Roman Gardens, also known as Villa Valentino, is a historic 18-unit apartment complex located at 2000 N. Highland Avenue in Hollywood, California, United States. It is notable for its architecture and its alleged association with Rudolph Valentino. It was declared Los Angeles Historic-Cultural Monument No. 397 in 1988.

==History==
Roman Gardens was designed by brothers Pierpont and Walter S. Davis and built in 1926. Rudolph Valentino is said to have used this building for secret romances; these rumors exist despite him dying before construction was completed. The building is known as Villa Valentino due to this association.

The building was declared Los Angeles Historic-Cultural Monument No. 397 on November 23, 1988.

==Architecture and design==
Roman Gardens was designed with an appreciation for the local climate. The facade features a wooden non-functional Spanish Moorish corner tower; Italian, Spanish, and Moorish influenced bas-relief medallions; Roman busts; and animal heads that project from exterior
walls. The building is two stories tall, with 18 apartment units. It also features arched corridors, hand-made tiles,
wood-beamed ceilings, French doors, and decorative grillwork. Each apartment features high ceilings and a fireplace; outside of these, they are all unique, ranging from two-story maisonettes to ground floor units with inner courtyards.

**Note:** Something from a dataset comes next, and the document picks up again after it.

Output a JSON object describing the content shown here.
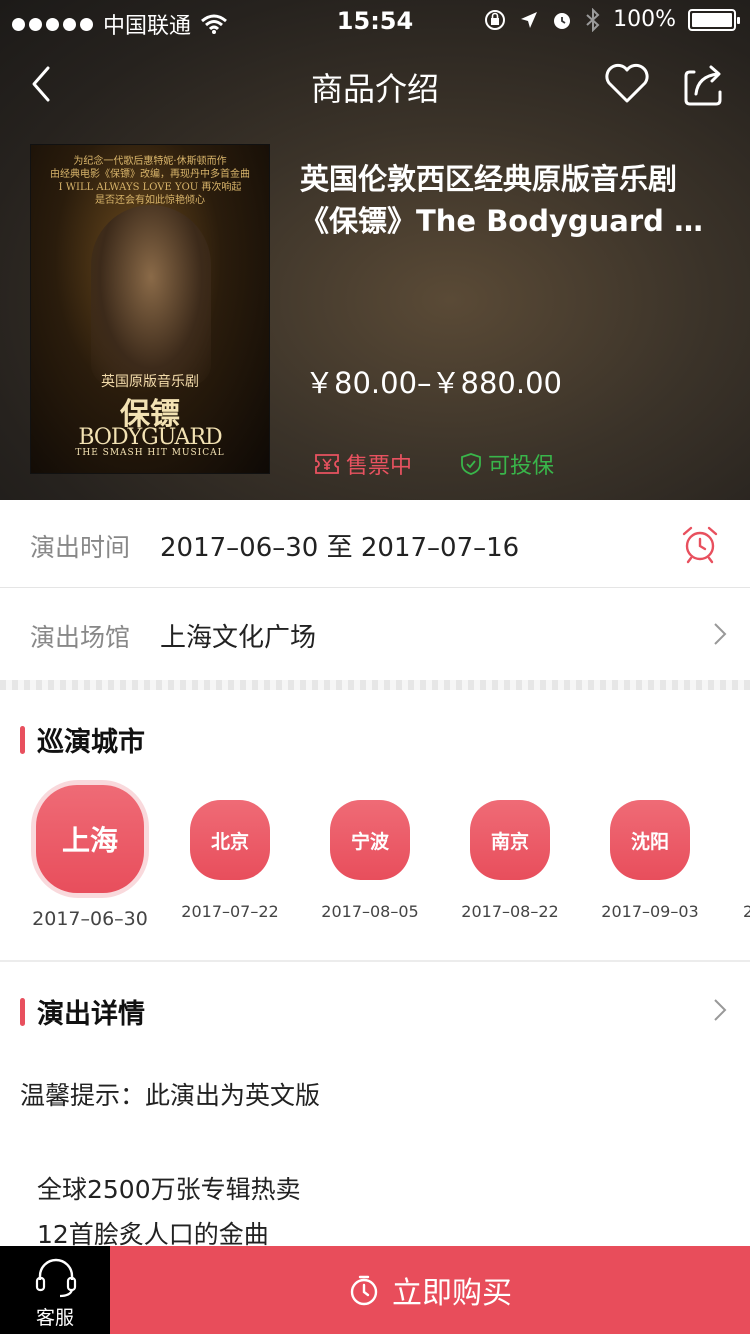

The building also features a forecourt consisting of three open courtyards. The first courtyard also functions as a vestibule, while the third features an enclosed star-shaped pool. The courtyards also feature numerous plants, a brick patio, brick-lined paths, and a brick-lined raised pond.

Architecture historian Robert Winter has described Roman Gardens as "one of the most elaborate of Los Angeles's garden court apartments."